When was the last time you worshiped Jesus in a way that touched you emotionally as well as rationally? When Peter encountered the divinity of Jesus, he said, “Depart from me, for I am a sinful man, O Lord” (Luke 5:8). When John met the risen Christ on Patmos, he says in Revelation 1, “I fell at his feet as though dead” (Revelation 1:17).

When last were you awed by God?

If you are, you will want to tell someone. Like Mary Magdalene, you will want to spread the news. You’ll be the Samaritan woman who told her village about Jesus, or Matthew the tax-collector who invited his fellow tax-collectors to meet his Lord, or the Gadarene demoniac who told the Decapolis what Jesus did for him.

In fact, you can measure the depth of your encounter with Jesus on Easter by the degree to which you tell his story on the day after Easter. And the degree to which you serve others as he has served you, the degree to which you pay forward what you have received in gratitude for such grace.

When our first son was born, no one had to prompt me to tell the story or to show his pictures. It was the same with our second son.
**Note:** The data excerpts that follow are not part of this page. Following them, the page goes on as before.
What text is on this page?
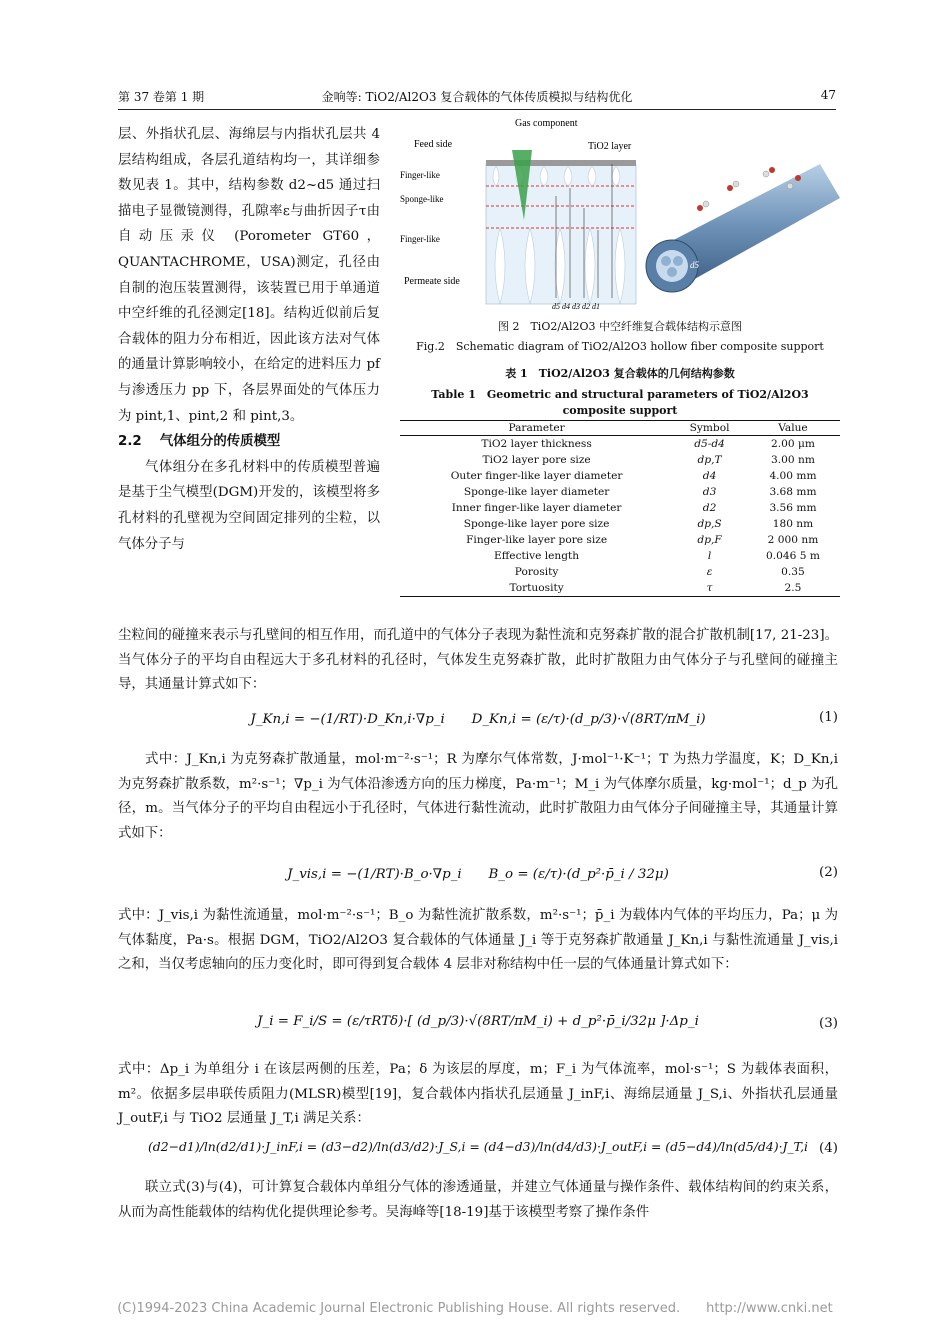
第 37 卷第 1 期	金响等: TiO2/Al2O3 复合载体的气体传质模拟与结构优化	47

层、外指状孔层、海绵层与内指状孔层共 4 层结构组成，各层孔道结构均一，其详细参数见表 1。其中，结构参数 d2~d5 通过扫描电子显微镜测得，孔隙率ε与曲折因子τ由自动压汞仪 (Porometer GT60，QUANTACHROME，USA)测定，孔径由自制的泡压装置测得，该装置已用于单通道中空纤维的孔径测定[18]。结构近似前后复合载体的阻力分布相近，因此该方法对气体的通量计算影响较小，在给定的进料压力 pf 与渗透压力 pp 下，各层界面处的气体压力为 pint,1、pint,2 和 pint,3。

2.2　 气体组分的传质模型

气体组分在多孔材料中的传质模型普遍是基于尘气模型(DGM)开发的，该模型将多孔材料的孔壁视为空间固定排列的尘粒，以气体分子与

Gas component
Feed side	TiO2 layer
Finger-like
Sponge-like
Finger-like
Permeate side
d5 d4 d3 d2 d1
d5
图 2　TiO2/Al2O3 中空纤维复合载体结构示意图
Fig.2　Schematic diagram of TiO2/Al2O3 hollow fiber composite support
表 1　TiO2/Al2O3 复合载体的几何结构参数
Table 1　Geometric and structural parameters of TiO2/Al2O3
composite support
Parameter	Symbol	Value
TiO2 layer thickness	d5-d4	2.00 μm
TiO2 layer pore size	dp,T	3.00 nm
Outer finger-like layer diameter	d4	4.00 mm
Sponge-like layer diameter	d3	3.68 mm
Inner finger-like layer diameter	d2	3.56 mm
Sponge-like layer pore size	dp,S	180 nm
Finger-like layer pore size	dp,F	2 000 nm
Effective length	l	0.046 5 m
Porosity	ε	0.35
Tortuosity	τ	2.5

尘粒间的碰撞来表示与孔壁间的相互作用，而孔道中的气体分子表现为黏性流和克努森扩散的混合扩散机制[17, 21-23]。当气体分子的平均自由程远大于多孔材料的孔径时，气体发生克努森扩散，此时扩散阻力由气体分子与孔壁间的碰撞主导，其通量计算式如下：

J_Kn,i = −(1/RT)·D_Kn,i·∇p_i　　D_Kn,i = (ε/τ)·(d_p/3)·√(8RT/πM_i)	(1)

式中：J_Kn,i 为克努森扩散通量，mol·m⁻²·s⁻¹；R 为摩尔气体常数，J·mol⁻¹·K⁻¹；T 为热力学温度，K；D_Kn,i 为克努森扩散系数，m²·s⁻¹；∇p_i 为气体沿渗透方向的压力梯度，Pa·m⁻¹；M_i 为气体摩尔质量，kg·mol⁻¹；d_p 为孔径，m。当气体分子的平均自由程远小于孔径时，气体进行黏性流动，此时扩散阻力由气体分子间碰撞主导，其通量计算式如下：

J_vis,i = −(1/RT)·B_o·∇p_i　　B_o = (ε/τ)·(d_p²·p̄_i / 32μ)	(2)

式中：J_vis,i 为黏性流通量，mol·m⁻²·s⁻¹；B_o 为黏性流扩散系数，m²·s⁻¹；p̄_i 为载体内气体的平均压力，Pa；μ 为气体黏度，Pa·s。根据 DGM，TiO2/Al2O3 复合载体的气体通量 J_i 等于克努森扩散通量 J_Kn,i 与黏性流通量 J_vis,i 之和，当仅考虑轴向的压力变化时，即可得到复合载体 4 层非对称结构中任一层的气体通量计算式如下：

J_i = F_i/S = (ε/τRTδ)·[ (d_p/3)·√(8RT/πM_i) + d_p²·p̄_i/32μ ]·Δp_i	(3)

式中：Δp_i 为单组分 i 在该层两侧的压差，Pa；δ 为该层的厚度，m；F_i 为气体流率，mol·s⁻¹；S 为载体表面积，m²。依据多层串联传质阻力(MLSR)模型[19]，复合载体内指状孔层通量 J_inF,i、海绵层通量 J_S,i、外指状孔层通量 J_outF,i 与 TiO2 层通量 J_T,i 满足关系：

(d2−d1)/ln(d2/d1)·J_inF,i = (d3−d2)/ln(d3/d2)·J_S,i = (d4−d3)/ln(d4/d3)·J_outF,i = (d5−d4)/ln(d5/d4)·J_T,i (4)

联立式(3)与(4)，可计算复合载体内单组分气体的渗透通量，并建立气体通量与操作条件、载体结构间的约束关系，从而为高性能载体的结构优化提供理论参考。吴海峰等[18-19]基于该模型考察了操作条件

(C)1994-2023 China Academic Journal Electronic Publishing House. All rights reserved.　　http://www.cnki.net
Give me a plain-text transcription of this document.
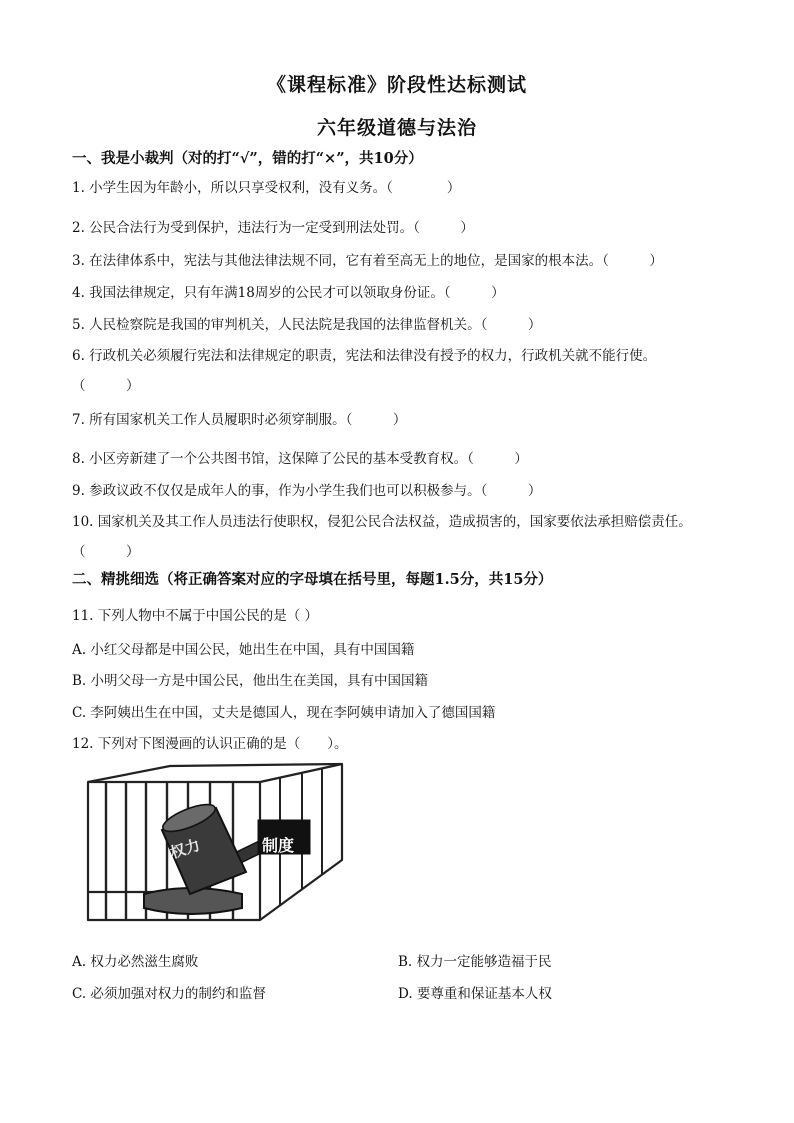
《课程标准》阶段性达标测试
六年级道德与法治
一、我是小裁判（对的打“√”，错的打“×”，共10分）
1. 小学生因为年龄小，所以只享受权利，没有义务。（　　　　）
2. 公民合法行为受到保护，违法行为一定受到刑法处罚。（　　　）
3. 在法律体系中，宪法与其他法律法规不同，它有着至高无上的地位，是国家的根本法。（　　　）
4. 我国法律规定，只有年满18周岁的公民才可以领取身份证。（　　　）
5. 人民检察院是我国的审判机关，人民法院是我国的法律监督机关。（　　　）
6. 行政机关必须履行宪法和法律规定的职责，宪法和法律没有授予的权力，行政机关就不能行使。
（　　　）
7. 所有国家机关工作人员履职时必须穿制服。（　　　）
8. 小区旁新建了一个公共图书馆，这保障了公民的基本受教育权。（　　　）
9. 参政议政不仅仅是成年人的事，作为小学生我们也可以积极参与。（　　　）
10. 国家机关及其工作人员违法行使职权，侵犯公民合法权益，造成损害的，国家要依法承担赔偿责任。
（　　　）
二、精挑细选（将正确答案对应的字母填在括号里，每题1.5分，共15分）
11. 下列人物中不属于中国公民的是（ ）
A. 小红父母都是中国公民，她出生在中国，具有中国国籍
B. 小明父母一方是中国公民，他出生在美国，具有中国国籍
C. 李阿姨出生在中国，丈夫是德国人，现在李阿姨申请加入了德国国籍
12. 下列对下图漫画的认识正确的是（　　）。
权力	制度
A. 权力必然滋生腐败	B. 权力一定能够造福于民
C. 必须加强对权力的制约和监督	D. 要尊重和保证基本人权
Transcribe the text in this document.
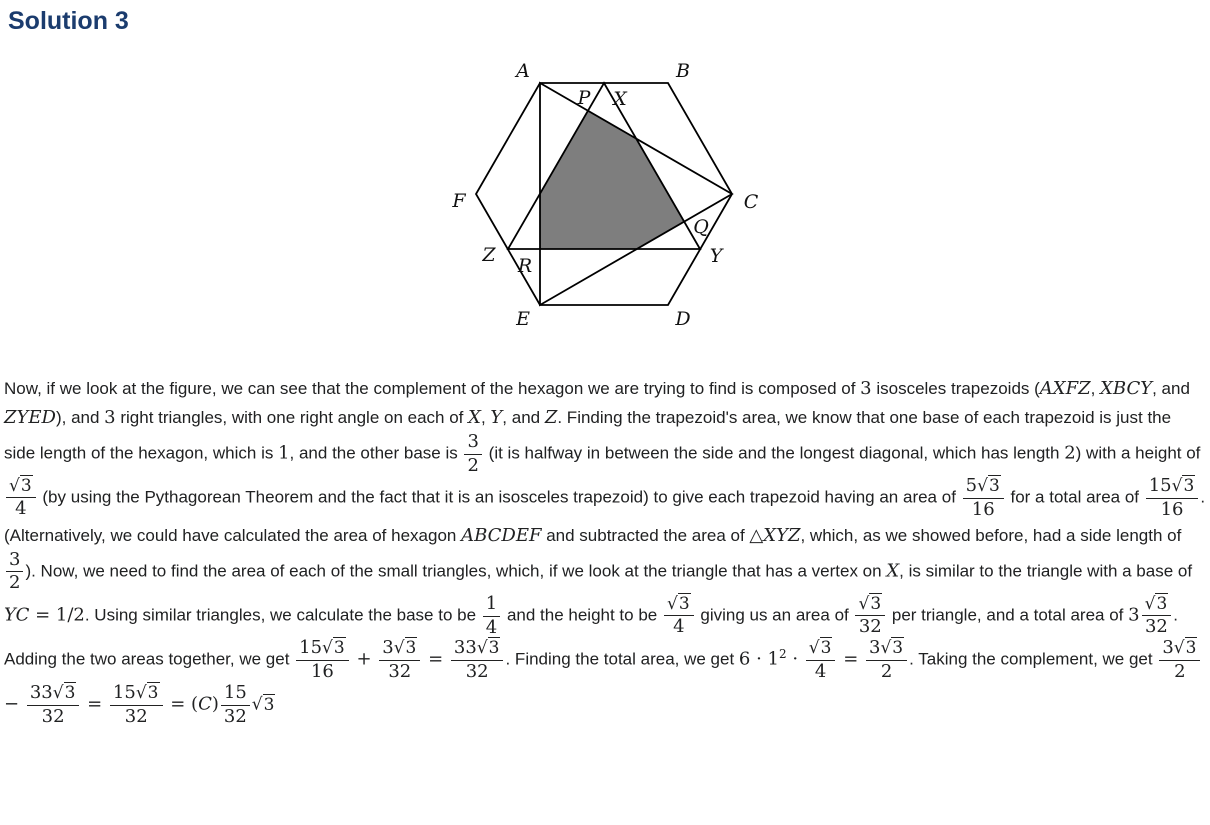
Solution 3
A	B
C
D
E
F
P X
Q
Y
Z R

Now, if we look at the figure, we can see that the complement of the hexagon we are trying to find is composed of 3 isosceles trapezoids (AXFZ, XBCY, and ZYED), and 3 right triangles, with one right angle on each of X, Y, and Z. Finding the trapezoid's area, we know that one base of each trapezoid is just the side length of the hexagon, which is 1, and the other base is $\frac{3}{2} (it$ is halfway in between the side and the longest diagonal, which has length 2) with a height of
$\frac{√3}{4} (by$ using the Pythagorean Theorem and the fact that it is an isosceles trapezoid) to give each trapezoid having an area of $\frac{5√3}{16}$ for a total area of $\frac{15√3}{16}$ . (Alternatively, we could have calculated the area of hexagon ABCDEF and subtracted the area of △XYZ, which, as we showed before, had a side length of
$\frac{3}{2}$ ). Now, we need to find the area of each of the small triangles, which, if we look at the triangle that has a vertex on X, is similar to the triangle with a base of YC = 1/2. Using similar triangles, we calculate the base to be $\frac{1}{4}$ and the height to be $\frac{√3}{4}$ giving us an area of $\frac{√3}{32}$ per triangle, and a total area of $3 \frac{√3}{32}$ . Adding the two areas together, we get $\frac{15√3}{16} + \frac{3√3}{32} = \frac{33√3}{32}$ . Finding the total area, we get $6 \cdot 1^2 \cdot \frac{√3}{4} = \frac{3√3}{2}$ . Taking the complement, we get $\frac{3√3}{2}$
− $\frac{33√3}{32} = \frac{15√3}{32} = (C) \frac{15}{32} √3$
And don’t get me started on our grandkids. When you love someone, you want everyone to know. And you want everyone else to love the one you love.

That’s just how love works.


So I’ll close by asking you again, which Mary are you? The Mary before she met the risen Christ on the first Easter, or the Mary after she met him? Is he an old story or a risen Savior for you? Is he a religious subject or a personal Lord?

When last did he change your life? Will you make time with him today for him to change your life again today? Will you share his story and his love tomorrow?

Dr. Samuel M. Lockridge was one of the most profound orators of our day. I love his description of our risen Lord: “He is enduringly strong; he is entirely sincere. He is eternally steadfast; he is immortally gracious. He is imperially powerful; he is impartially merciful. He is the greatest phenomenon that has ever crossed the horizons of the globe.

“He is God’s Son; he is the sinner’s Savior. He is the captive’s Ransom; he is the breath of life. He is the centerpiece of civilization; he stands in the solitude of Himself. He is august and he is unique; he is unparalleled and he is unprecedented. He is undisputed and he is undefiled; he is unsurpassed and he is unshakeable.

“He is the loftiest idea in philosophy; he is the highest personality in psychology. He is the supreme subject in literature; he is the fundamental doctrine of theology. He is the Cornerstone and the Capstone. He is the miracle of the ages.”

Now he wants to be the miracle of our lives. The next step is yours.